Churchail's voice boomed out, we need to make changes in this county, and we're going to do it. More cheers.
My wife is with me tonight, and she is the finest woman in the state. We've been together 20 years and I've never been more proud of her in my life for the fine things she has done for our family and this community.
Blah blah for another half hour, like a drunk preacher talking about jumping off a roof.

When they left the stage, the crowd mobbed them.

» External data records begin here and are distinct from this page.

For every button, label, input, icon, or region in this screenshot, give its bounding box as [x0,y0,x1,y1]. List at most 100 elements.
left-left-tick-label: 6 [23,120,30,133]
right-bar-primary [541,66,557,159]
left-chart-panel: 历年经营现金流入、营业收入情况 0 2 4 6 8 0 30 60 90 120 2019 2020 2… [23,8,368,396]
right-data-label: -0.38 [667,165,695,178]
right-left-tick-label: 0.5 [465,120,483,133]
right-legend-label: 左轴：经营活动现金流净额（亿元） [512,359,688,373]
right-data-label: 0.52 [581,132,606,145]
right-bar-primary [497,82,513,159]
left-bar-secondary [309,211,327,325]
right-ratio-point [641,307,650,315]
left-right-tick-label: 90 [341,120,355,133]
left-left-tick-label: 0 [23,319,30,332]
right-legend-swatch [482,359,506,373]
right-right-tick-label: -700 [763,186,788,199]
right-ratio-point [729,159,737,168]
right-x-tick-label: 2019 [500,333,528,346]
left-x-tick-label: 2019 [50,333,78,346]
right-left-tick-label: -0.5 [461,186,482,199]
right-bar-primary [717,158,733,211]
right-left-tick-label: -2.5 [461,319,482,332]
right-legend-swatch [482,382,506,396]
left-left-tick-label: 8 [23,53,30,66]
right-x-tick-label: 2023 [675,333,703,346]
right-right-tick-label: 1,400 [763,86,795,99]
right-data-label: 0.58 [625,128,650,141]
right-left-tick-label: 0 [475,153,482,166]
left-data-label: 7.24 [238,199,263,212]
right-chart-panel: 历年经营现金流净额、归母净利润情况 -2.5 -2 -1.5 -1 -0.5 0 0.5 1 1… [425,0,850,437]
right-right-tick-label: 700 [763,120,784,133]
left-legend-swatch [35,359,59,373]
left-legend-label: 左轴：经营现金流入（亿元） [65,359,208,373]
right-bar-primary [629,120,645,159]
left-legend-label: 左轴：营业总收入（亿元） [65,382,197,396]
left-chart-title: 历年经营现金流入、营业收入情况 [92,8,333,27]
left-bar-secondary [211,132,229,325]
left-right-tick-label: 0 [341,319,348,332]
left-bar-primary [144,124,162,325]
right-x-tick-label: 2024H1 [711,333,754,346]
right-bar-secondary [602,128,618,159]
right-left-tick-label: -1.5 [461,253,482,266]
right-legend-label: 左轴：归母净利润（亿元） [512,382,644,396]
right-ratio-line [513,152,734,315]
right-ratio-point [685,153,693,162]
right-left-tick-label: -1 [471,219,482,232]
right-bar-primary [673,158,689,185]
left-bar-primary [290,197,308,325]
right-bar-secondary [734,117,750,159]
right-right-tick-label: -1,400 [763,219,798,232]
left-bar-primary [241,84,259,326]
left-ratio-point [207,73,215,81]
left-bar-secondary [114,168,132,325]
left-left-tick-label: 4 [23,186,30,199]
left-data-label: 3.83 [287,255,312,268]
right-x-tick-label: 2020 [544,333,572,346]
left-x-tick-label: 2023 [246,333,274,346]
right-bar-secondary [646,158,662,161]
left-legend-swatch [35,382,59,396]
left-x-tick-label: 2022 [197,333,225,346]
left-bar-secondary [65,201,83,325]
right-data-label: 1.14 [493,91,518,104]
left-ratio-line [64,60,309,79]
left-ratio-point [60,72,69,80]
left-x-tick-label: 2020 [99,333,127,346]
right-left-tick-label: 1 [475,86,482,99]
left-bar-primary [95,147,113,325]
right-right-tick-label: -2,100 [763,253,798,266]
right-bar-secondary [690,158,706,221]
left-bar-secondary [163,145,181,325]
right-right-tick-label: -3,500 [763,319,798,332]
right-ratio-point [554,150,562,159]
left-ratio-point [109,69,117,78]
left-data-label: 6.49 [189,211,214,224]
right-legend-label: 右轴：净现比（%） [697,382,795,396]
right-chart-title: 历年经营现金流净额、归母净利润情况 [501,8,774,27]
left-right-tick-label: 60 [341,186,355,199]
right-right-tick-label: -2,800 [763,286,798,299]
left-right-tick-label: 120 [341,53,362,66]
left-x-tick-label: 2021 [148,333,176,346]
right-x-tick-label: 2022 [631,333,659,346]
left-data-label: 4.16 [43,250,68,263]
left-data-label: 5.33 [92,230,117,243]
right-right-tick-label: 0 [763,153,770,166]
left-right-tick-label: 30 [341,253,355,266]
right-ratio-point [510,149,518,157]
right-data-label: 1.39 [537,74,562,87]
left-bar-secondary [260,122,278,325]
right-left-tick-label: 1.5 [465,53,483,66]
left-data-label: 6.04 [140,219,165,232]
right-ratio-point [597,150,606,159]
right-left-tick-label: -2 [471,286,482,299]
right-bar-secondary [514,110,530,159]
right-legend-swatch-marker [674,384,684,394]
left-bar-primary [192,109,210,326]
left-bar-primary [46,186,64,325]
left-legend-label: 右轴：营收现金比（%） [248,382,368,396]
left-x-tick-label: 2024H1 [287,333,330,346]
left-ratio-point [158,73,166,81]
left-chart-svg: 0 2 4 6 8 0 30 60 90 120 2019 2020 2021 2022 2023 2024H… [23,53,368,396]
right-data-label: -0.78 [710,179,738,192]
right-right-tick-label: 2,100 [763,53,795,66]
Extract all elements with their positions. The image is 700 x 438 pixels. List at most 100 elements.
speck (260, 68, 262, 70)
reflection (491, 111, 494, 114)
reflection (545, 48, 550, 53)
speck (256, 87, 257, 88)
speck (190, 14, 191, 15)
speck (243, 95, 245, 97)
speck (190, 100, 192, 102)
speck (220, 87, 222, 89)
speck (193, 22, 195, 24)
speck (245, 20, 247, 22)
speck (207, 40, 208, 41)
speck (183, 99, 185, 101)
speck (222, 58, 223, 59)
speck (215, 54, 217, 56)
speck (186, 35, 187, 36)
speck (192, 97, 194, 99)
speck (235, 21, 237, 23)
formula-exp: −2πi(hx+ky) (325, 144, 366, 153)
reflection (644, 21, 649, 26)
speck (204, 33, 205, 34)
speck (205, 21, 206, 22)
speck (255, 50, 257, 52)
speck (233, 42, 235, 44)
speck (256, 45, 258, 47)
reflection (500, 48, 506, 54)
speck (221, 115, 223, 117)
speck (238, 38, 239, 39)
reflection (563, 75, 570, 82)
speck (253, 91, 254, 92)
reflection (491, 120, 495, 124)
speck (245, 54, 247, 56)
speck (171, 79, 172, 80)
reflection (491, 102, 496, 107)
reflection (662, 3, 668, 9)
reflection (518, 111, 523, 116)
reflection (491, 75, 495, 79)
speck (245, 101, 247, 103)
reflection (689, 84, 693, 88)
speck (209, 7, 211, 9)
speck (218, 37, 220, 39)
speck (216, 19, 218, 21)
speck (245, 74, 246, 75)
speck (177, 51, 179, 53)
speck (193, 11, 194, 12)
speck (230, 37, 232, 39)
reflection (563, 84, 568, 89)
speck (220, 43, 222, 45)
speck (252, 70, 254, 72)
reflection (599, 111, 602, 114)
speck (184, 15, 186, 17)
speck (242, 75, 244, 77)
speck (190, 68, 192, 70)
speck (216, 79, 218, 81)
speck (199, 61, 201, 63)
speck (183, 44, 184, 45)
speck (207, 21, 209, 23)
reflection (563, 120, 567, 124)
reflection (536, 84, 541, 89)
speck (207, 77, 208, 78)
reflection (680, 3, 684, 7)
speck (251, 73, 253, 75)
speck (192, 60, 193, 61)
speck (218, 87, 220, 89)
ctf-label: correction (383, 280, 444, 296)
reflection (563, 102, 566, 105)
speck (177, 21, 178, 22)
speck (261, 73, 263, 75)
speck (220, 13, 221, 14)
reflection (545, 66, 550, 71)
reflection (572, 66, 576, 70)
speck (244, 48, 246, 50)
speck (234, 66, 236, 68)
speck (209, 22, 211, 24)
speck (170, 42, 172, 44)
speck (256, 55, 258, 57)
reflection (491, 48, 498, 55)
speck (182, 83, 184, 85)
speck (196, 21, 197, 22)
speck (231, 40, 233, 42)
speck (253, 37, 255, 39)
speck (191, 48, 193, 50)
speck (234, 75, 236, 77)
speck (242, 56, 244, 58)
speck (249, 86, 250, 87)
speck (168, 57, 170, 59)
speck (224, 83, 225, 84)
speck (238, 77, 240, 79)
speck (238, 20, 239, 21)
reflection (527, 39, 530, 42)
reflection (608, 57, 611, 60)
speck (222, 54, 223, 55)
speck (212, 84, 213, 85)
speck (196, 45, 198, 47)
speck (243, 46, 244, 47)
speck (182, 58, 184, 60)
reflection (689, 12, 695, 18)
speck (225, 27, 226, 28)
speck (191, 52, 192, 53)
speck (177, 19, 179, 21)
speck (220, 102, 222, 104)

So there he was, the trot horse of human excess, Thomas Churchail, happily hamhanding the voters at Lever Lanky's political rally, with his wife by his side.
The tide of the election was turned. And Churchail's arrival cleared Lever of being a Yankee, and solidified his reputation with womanhood in general, despite warnings from local houses of worship to avoid such deviance. Everybody won that day except the voters, who were going to lose anyway.

Churchail tucked the note away in a desk drawer forever, possibly needing further reformation en route to salvation but he was catching on. Next day he had his secretary send a potted plant, flowers and a puppy dog to Lanky, with personalized stationary saying thanks.